After the withdrawal of Soviet troops from Afghanistan, the two spy agencies continued to work together on security matters, but US interest in the region had already subsided. The September 11, 2001 attacks in the US and the subsequent US invasion of Afghanistan to overthrow the Taliban regime reinvigorated relations, but the dynamics of the CIA-ISI partnership were quite different this time around, as Pakistan's then military dictator Pervez Musharraf, despite agreeing to help Washington in Afghanistan, didn't wage an all-out war against al Qaeda and the Taliban.
The unilateral US raid in the Pakistani city of Abbottabad in May 2011 and the subsequent killing of the former al Qaeda leader Osama bin Laden brought the CIA-ISI ties on the brink of a collapse.
"Since the US-Pakistan relationship is driven by security relations, the security institutions dominate relations. This means that CIA-ISI relations tend to mirror the state of the relationship on the whole," Michael Kugelman, a senior associate for South and Southeast Asia at the Washington-based Woodrow Wilson Center for Scholars, told DW.
"In 2011-12, for example, the CIA-ISI relationship was in a bad state at a moment when US-Pakistan relations were in deep crisis," he added.
Kugelman says the CIA-ISI relations are not as robust as they were previously because the relationship on the whole has taken a plunge.
"All the crises of 2011-12 in the relationship were also crises for the intelligence agencies - not just Davis but also the bin Laden raid for example. All these crises from that time took a toll on the relationship between the spy agencies. As a result, relations today aren't what they used to be," he underlined.
As to whether the ISI's anger at Raymond Davis' memoir was aimed at pacifying the Pakistani people or a reflection of the agency's policy, Kugelman said it was "a bit of both."
"Certainly you score points in the court of public opinion when you cater to Pakistan's widespread anti-Americanism. At the same time, the ISI was genuinely furious with the CIA after the Davis affair, and many CIA personnel were effectively expelled from Pakistan. The CIA presence today hasn't come close to approaching its levels from before the Davis affair."
Future of ties
Experts say that US-Pakistani relations are unlikely to improve in the foreseeable future. President Donald Trump's speech during his Saudi Arabia visit in May made it clear that he sees Pakistan more as a problem than a solution regarding US interests in South Asia. Not only Trump didn't mention Pakistan as a "frontline state" in the war against terror, he supported Pakistan's arch-rival India's narrative about Islamic terrorism in the region.
"The US doesn't need Pakistan's help in Afghanistan anymore. In the past, it needed us to topple the Taliban regime in Afghanistan; later it wanted Islamabad to eliminate the extremist group. But Pakistan continued with its 'double game' (providing support to the Taliban while receiving US aid)," analyst Khalid Javed Jan told DW.

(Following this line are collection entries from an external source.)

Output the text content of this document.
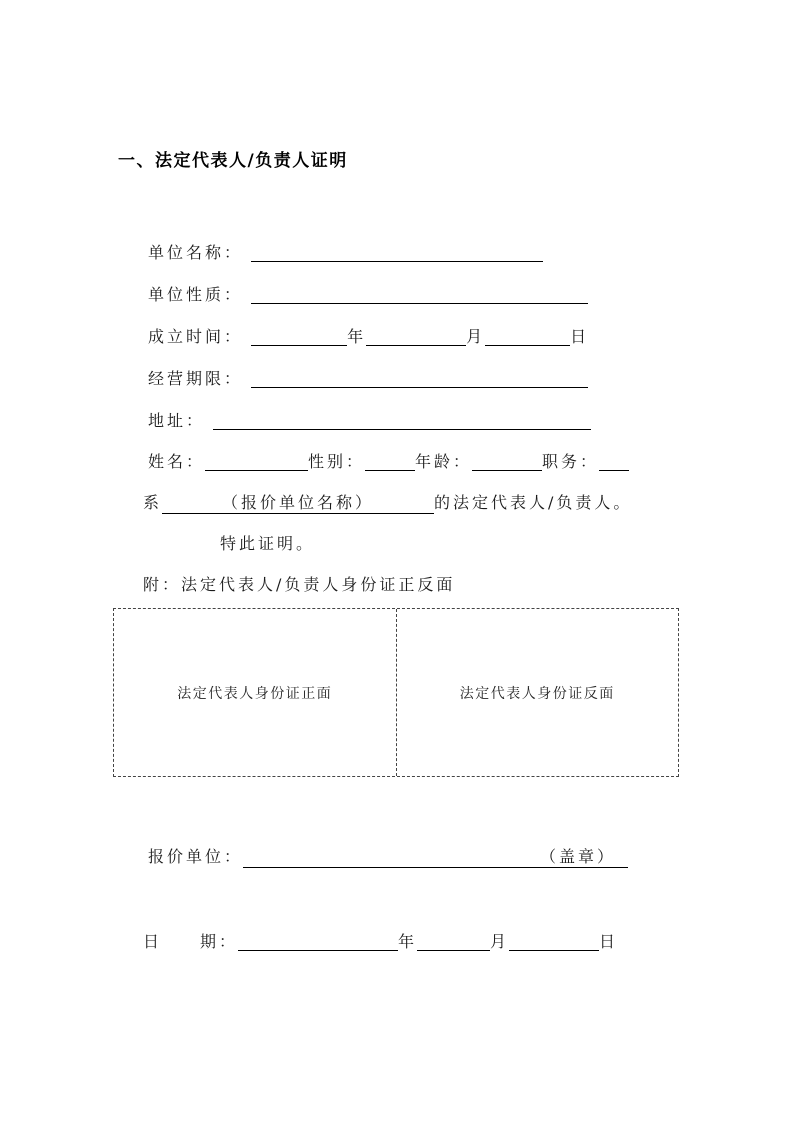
一、法定代表人/负责人证明
单位名称：
单位性质：
成立时间：	年	月	日
经营期限：
地址：
姓名：	性别：	年龄：	职务：
系	（报价单位名称）	的法定代表人/负责人。
特此证明。
附：法定代表人/负责人身份证正反面
法定代表人身份证正面	法定代表人身份证反面
报价单位：	（盖章）
日　　期：	年	月	日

Amid the prevailing climate of mutual distrust as well as the dissonance in their strategic aims and imperatives, the future trajectory of the CIA-ISI partnership appears riddled with daunting challenges.

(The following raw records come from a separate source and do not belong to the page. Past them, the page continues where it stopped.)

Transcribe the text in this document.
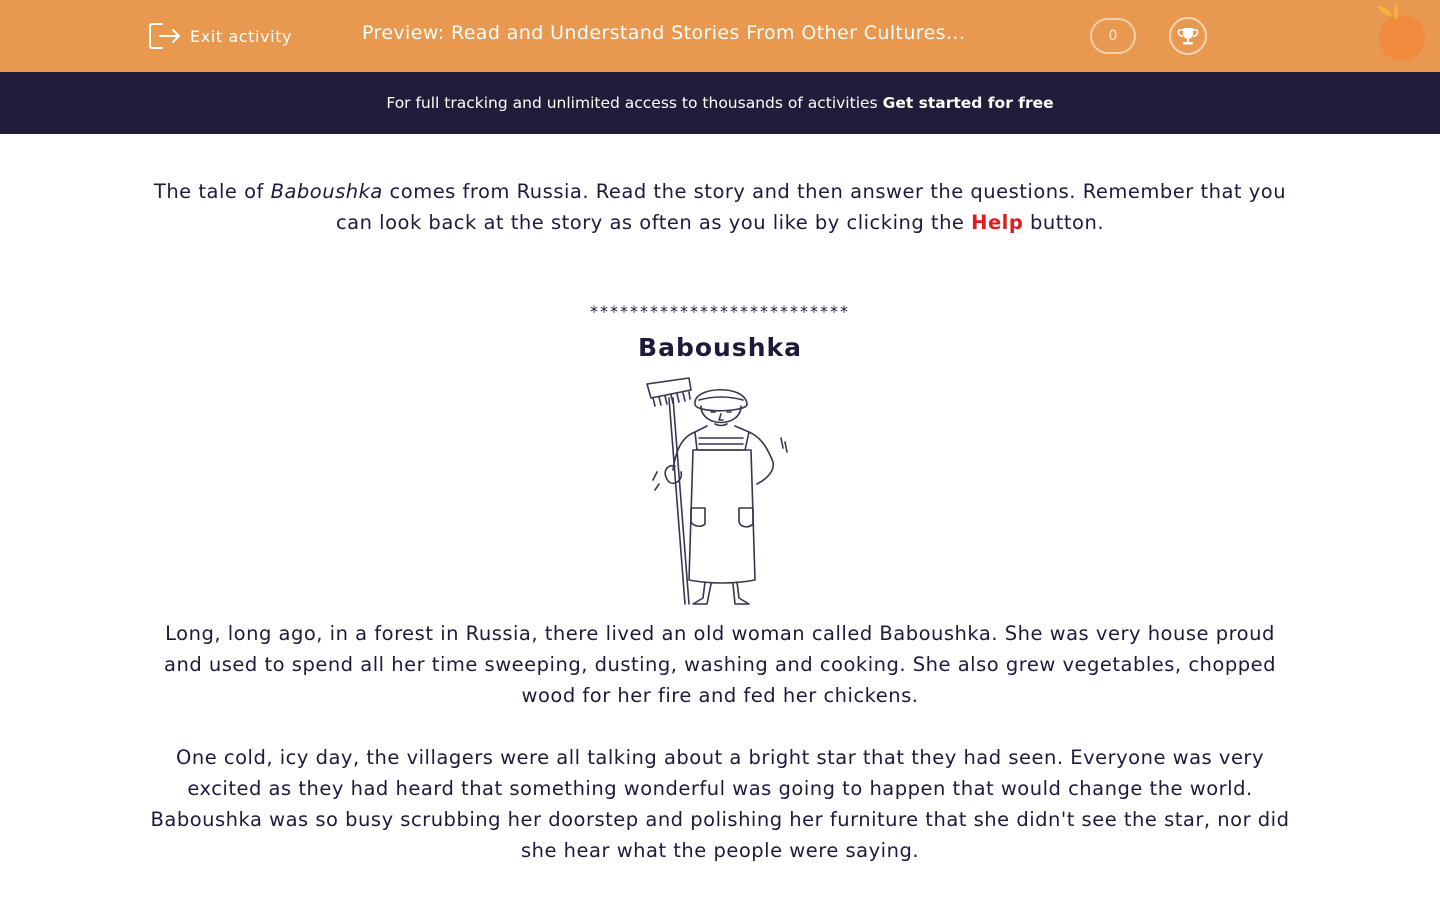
Exit activity	Preview: Read and Understand Stories From Other Cultures...	0
For full tracking and unlimited access to thousands of activities Get started for free

The tale of Baboushka comes from Russia. Read the story and then answer the questions. Remember that you can look back at the story as often as you like by clicking the Help button.

**************************
Baboushka

Long, long ago, in a forest in Russia, there lived an old woman called Baboushka. She was very house proud and used to spend all her time sweeping, dusting, washing and cooking. She also grew vegetables, chopped wood for her fire and fed her chickens.

One cold, icy day, the villagers were all talking about a bright star that they had seen. Everyone was very excited as they had heard that something wonderful was going to happen that would change the world. Baboushka was so busy scrubbing her doorstep and polishing her furniture that she didn't see the star, nor did she hear what the people were saying.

"I doubt they'll be particularly warm, though I imagine they will remain civil. These are after all two intelligence agencies that have worked quite closely together over the years, so there's enough institutional goodwill to keep the two agencies talking to each other," said Kugelman.
"That said, policy shifts could bring major new tensions to relations. If the Trump administration expands its drone war into Baluchistan, an area where the ISI, so far as we know, has never granted the CIA the authority to strike, then there could be big problems for the relations between the two agencies."